Alivisatos’ affiliation with Berkeley Lab began in 1991 when he joined the staff of the Materials Sciences Division. He rose to become director of that division in 2002, a position he held for six years. In 2001 he was named to head a new U.S. Department of Energy center for nanoscience called the Molecular Foundry, which is hosted at Berkeley Lab. He continued to direct research at the Foundry until 2005. From 2005 to 2007 he served as Berkeley Lab’s Associate Laboratory Director for Physical Science.
Alivisatos was appointed to lead Berkeley Lab’s Materials Sciences Division by then Lab director Charles Shank who hailed him as “one of the fathers of nanoscience.” One of the first to publish scientific results in the field, Alivisatos went on to publish well over 285 papers. He is widely recognized as the person who altered the nanoscience landscape with the creation of rod-shaped semiconductor nanocrystals that could be stacked to create nano-sized electronic devices. Until then, semiconductor nanocrystals came in one shape only, that of a sphere. He followed that milestone with numerous other technical breakthroughs that advanced nanotechnology, including the creation of a new generation of hybrid solar cells that combined nanotechnology with plastic electronics.
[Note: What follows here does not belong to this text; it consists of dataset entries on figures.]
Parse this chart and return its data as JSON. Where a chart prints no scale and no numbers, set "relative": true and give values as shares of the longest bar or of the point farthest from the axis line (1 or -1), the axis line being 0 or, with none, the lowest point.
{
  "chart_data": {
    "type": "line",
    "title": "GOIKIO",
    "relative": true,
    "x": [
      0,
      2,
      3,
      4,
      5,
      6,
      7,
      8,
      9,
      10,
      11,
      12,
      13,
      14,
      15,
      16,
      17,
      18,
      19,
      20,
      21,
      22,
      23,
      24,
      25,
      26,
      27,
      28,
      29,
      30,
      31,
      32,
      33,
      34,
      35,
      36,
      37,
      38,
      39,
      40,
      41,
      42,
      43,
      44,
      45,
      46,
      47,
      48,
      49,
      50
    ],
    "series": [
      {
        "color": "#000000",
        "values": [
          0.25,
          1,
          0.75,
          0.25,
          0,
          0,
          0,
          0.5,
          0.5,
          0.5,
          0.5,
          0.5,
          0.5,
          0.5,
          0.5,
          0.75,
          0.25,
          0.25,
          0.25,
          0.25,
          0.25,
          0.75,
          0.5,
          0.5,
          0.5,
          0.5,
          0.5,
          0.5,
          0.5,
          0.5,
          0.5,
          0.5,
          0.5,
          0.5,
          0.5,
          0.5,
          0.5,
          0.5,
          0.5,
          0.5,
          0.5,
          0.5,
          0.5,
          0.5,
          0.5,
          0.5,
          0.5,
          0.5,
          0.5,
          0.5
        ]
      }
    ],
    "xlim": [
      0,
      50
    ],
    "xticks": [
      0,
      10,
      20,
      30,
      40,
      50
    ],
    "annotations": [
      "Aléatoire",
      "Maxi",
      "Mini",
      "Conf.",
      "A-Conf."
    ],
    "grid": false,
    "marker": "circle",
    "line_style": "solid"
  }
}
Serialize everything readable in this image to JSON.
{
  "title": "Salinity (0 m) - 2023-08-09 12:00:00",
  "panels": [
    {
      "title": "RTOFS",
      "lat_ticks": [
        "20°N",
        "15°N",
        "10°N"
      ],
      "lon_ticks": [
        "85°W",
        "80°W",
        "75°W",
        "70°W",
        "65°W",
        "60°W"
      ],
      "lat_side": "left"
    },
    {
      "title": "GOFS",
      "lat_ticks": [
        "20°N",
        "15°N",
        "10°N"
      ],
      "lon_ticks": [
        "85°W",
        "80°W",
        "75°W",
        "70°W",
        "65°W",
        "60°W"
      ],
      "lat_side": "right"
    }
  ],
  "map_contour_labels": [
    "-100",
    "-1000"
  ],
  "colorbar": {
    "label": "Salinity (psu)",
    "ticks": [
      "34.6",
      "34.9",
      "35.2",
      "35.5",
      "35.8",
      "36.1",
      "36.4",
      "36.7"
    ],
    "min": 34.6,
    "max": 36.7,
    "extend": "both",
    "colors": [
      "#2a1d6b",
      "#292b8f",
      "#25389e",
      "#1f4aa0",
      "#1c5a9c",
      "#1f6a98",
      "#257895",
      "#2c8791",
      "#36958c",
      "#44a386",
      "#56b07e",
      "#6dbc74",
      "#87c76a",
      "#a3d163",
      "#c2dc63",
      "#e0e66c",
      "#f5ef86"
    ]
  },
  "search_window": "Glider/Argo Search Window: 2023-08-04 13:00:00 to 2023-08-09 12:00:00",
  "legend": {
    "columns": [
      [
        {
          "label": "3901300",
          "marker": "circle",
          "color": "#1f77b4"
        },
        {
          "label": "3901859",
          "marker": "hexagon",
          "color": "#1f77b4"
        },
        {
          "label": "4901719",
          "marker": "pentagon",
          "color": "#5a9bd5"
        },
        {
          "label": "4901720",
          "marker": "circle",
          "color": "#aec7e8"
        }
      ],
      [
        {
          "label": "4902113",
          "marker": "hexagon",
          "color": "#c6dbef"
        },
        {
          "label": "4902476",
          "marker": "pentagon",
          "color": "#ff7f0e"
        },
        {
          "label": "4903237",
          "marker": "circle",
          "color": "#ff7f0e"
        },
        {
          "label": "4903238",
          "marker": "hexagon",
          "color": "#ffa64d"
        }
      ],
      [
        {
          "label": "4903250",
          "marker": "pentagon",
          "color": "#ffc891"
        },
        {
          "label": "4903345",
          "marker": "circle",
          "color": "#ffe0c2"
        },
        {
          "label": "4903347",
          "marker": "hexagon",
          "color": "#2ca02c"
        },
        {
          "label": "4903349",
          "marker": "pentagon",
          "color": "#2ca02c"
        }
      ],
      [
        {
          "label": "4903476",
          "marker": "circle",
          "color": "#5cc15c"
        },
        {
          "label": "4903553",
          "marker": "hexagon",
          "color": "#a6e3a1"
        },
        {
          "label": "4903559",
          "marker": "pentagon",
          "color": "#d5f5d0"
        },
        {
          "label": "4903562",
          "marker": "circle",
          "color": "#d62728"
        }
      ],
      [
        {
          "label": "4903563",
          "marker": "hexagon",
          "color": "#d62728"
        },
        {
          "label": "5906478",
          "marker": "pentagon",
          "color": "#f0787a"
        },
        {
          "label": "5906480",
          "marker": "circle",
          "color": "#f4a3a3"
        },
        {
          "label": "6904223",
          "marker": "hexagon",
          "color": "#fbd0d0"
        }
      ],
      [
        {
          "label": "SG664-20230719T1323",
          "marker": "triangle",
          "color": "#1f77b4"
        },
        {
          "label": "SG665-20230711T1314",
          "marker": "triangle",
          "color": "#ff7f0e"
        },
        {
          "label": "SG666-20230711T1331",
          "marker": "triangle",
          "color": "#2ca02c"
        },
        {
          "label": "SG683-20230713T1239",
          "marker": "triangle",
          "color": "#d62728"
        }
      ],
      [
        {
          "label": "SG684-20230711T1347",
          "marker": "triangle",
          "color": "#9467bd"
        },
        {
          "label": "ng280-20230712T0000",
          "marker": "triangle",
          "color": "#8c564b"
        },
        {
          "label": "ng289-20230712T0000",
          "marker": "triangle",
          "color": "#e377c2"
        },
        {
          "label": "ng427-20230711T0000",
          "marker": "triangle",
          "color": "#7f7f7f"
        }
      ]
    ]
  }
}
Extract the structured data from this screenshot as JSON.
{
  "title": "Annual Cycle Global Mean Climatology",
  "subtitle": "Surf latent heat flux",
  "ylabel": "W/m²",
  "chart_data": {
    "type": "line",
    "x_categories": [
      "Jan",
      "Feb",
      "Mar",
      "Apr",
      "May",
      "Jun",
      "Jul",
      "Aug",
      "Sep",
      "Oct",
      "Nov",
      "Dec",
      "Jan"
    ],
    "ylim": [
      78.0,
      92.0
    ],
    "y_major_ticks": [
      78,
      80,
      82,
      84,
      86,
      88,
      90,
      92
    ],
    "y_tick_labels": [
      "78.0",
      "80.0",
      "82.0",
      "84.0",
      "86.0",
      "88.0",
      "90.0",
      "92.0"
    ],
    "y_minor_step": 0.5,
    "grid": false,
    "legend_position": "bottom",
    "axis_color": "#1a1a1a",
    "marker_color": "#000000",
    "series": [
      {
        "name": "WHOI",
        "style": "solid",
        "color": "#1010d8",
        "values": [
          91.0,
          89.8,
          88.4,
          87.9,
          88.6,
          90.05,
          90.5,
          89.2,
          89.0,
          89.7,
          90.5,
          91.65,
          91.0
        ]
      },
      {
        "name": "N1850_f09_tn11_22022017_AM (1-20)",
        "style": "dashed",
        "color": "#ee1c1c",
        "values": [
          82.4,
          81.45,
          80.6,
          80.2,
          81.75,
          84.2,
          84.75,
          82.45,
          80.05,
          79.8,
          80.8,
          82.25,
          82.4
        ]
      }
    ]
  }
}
“Paul Alivisatos has been a world leader in the synthesis of artificial nanostructures and quantum dot technology, and one of the principal scientific drivers behind the use of nanoscience technologies to create a new generation of solar photovoltaic cells,” Steve Chu said when he named Alivisatos as Berkeley Lab’s deputy director.
The many awards and recognitions Alivisatos has received for his science include the U.S. Department of Energy's Ernest Orlando Lawrence Award, the Wolf Foundation Prize in Chemistry, the Von Hippel Award from the Materials Research Society, the ACS Award in the Chemistry of Materials, the Eni Italgas Prize for Energy and Environment, the Rank Prize for Optoelectronics, the Wilson Prize at Harvard, the Coblentz Award for Advances in Molecular Spectroscopy, and the U.S. Department of Energy's Award for Sustained Outstanding Research in Materials Chemistry and Outstanding Scientific Accomplishment in Materials Chemistry. In addition, Alivisatos has held fellowships with the American Association for the Advancement of Science, the American Physical Society, the American Chemical Society and the Alfred P. Sloan Foundation. He is a member of the National Academy of Sciences and the American Academy of Arts and Sciences.
When UC President Yudof announced Alivisatos’ appointment as Berkeley Lab director, he said this, “Paul Alivisatos’ scientific expertise and management experience have earned the respect and confidence of the lab staff, the academic community, the DOE, and other federal and industrial sponsors. I am confident that Paul is the right leader for the Berkeley Lab at this pivotal point in its history. Under his leadership, Berkeley Lab will continue to make great contributions in science and to the world around us.”